Tolling does not frustrate purposes of the repose periods. The petitioners add that applying American Pipe tolling to Section 13 comports with the legislative purposes of the Securities Act. Quoting Crown, Cork & Seal (U.S. 1983), they note that the limitations period is intended to put defendants on notice of adverse claims and prevent plaintiffs from sleeping on their rights—ends that are met when a class action is commenced. American Pipe also respects the purpose of statutes of repose that a defendant should be free from liability after the legislatively determined period. “American Pipe is entirely consistent with that purpose because it guarantees that after the limitations period has expired, no liability will be imposed beyond that claimed in lawsuits filed on or before that date.”

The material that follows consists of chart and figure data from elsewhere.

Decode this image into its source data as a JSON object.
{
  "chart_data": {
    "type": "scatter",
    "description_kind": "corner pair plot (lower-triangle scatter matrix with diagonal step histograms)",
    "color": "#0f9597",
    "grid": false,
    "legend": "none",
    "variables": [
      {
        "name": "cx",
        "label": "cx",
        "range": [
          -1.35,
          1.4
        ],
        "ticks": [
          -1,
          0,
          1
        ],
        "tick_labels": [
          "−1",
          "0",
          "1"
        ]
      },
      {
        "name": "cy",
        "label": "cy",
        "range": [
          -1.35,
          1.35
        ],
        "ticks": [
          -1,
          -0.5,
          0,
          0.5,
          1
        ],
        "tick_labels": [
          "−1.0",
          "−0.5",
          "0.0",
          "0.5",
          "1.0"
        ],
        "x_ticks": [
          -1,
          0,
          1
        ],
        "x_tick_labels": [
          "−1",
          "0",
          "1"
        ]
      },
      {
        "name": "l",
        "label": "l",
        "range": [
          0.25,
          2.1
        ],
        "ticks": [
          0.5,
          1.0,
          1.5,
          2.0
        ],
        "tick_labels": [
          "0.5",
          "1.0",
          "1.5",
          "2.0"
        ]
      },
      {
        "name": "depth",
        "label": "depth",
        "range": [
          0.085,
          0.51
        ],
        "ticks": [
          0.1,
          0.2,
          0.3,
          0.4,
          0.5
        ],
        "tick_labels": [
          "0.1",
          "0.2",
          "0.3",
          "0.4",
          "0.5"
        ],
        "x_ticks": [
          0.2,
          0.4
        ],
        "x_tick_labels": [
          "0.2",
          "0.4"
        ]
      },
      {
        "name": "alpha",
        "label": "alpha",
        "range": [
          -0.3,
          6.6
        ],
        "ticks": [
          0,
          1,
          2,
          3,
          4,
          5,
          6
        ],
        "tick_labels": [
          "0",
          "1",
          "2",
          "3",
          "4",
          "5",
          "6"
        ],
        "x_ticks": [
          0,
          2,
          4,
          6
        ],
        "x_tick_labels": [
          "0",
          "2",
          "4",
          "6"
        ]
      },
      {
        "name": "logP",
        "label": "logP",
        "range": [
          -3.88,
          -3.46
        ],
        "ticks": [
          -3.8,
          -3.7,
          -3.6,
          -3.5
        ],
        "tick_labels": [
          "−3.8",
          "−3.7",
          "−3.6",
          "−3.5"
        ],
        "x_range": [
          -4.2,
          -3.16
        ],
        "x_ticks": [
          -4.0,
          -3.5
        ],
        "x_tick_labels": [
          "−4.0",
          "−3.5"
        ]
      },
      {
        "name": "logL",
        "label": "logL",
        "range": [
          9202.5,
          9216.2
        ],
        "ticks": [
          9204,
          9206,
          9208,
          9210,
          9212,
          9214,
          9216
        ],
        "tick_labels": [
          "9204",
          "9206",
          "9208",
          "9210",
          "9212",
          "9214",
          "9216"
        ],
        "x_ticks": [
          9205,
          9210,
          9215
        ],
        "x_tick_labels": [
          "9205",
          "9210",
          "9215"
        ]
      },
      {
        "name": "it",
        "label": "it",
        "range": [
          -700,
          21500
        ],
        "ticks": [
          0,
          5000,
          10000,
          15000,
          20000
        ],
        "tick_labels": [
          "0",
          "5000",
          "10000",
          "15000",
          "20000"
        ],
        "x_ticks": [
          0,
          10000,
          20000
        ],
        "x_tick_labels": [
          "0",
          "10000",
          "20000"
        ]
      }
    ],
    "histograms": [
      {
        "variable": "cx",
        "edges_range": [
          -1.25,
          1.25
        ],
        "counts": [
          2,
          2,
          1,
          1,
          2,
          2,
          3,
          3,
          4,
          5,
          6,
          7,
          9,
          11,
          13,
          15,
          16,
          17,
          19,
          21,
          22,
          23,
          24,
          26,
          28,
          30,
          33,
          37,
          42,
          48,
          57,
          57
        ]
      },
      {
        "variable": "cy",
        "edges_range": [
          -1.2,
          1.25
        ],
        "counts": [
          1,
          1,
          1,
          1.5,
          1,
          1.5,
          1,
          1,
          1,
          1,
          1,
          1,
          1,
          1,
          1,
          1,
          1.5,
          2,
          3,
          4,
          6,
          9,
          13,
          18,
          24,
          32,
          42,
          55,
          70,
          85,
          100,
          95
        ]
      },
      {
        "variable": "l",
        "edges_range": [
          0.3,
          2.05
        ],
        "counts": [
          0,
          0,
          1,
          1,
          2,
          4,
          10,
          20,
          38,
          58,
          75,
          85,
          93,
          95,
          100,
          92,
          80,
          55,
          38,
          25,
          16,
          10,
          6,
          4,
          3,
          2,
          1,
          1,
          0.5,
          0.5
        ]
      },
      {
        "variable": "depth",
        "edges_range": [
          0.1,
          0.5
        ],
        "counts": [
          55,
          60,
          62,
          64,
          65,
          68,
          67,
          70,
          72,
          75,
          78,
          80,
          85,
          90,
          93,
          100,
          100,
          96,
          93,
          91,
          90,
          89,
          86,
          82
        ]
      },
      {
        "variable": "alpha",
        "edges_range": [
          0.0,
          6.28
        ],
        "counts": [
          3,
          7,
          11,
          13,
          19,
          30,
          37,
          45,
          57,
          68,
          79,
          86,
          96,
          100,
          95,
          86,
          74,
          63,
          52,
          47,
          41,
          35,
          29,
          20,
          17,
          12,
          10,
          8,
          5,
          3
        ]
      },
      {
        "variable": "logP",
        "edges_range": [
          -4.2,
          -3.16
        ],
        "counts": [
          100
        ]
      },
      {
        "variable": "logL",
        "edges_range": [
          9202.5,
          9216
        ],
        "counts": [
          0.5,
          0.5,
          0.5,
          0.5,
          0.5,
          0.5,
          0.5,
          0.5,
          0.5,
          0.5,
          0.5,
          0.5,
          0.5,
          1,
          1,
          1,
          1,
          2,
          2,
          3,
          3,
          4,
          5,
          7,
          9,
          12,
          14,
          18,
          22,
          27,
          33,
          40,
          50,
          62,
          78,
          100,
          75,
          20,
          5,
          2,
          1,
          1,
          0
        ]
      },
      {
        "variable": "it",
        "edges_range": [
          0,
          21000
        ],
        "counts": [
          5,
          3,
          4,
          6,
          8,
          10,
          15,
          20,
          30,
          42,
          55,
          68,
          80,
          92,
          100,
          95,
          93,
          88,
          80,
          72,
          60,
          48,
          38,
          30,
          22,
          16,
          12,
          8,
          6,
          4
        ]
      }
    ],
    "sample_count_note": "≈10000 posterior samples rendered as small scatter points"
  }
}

No tolling makes opt-out meaningless. The petitioners also argue that the IndyMac rule has grave constitutional implications. Members of a class cannot opt out in part—for example, if a class action states some claims on which the limitations period has run and others that are still viable. A class member cannot opt out of the viable claims while preserving their presence in the class for purposes of the time-barred claims. SRM itself opted out of a settlement that would have extinguished its swap-based claims for no consideration; when the Second Circuit held its individual claims to be time-barred, it “retroactively transform[ed] SRM’s constitutionally protected opt-out into litigation suicide.” A rule permitting class members to opt out, but not to pursue their own individual claims, is as destructive to due process as simply prohibiting plaintiffs from opting out at all, SRM submits.

CalPERS’ pre-certification action meant there was no interruption. CalPERS adds that the Court should decide whether a limitations period can bar an individual action by a class member during the pendency of a timely class action. In both American Pipe and IndyMac, it notes, the class member waited until class certification was denied before pursuing an individual action. But CalPERS filed its own action after the statute of repose had expired but before the district court ruled on class certification. “In such circumstances, tolling is not required because the class member’s action was timely commenced and maintained without interruption.”

The cases are No. 16-372 and No. 16-373.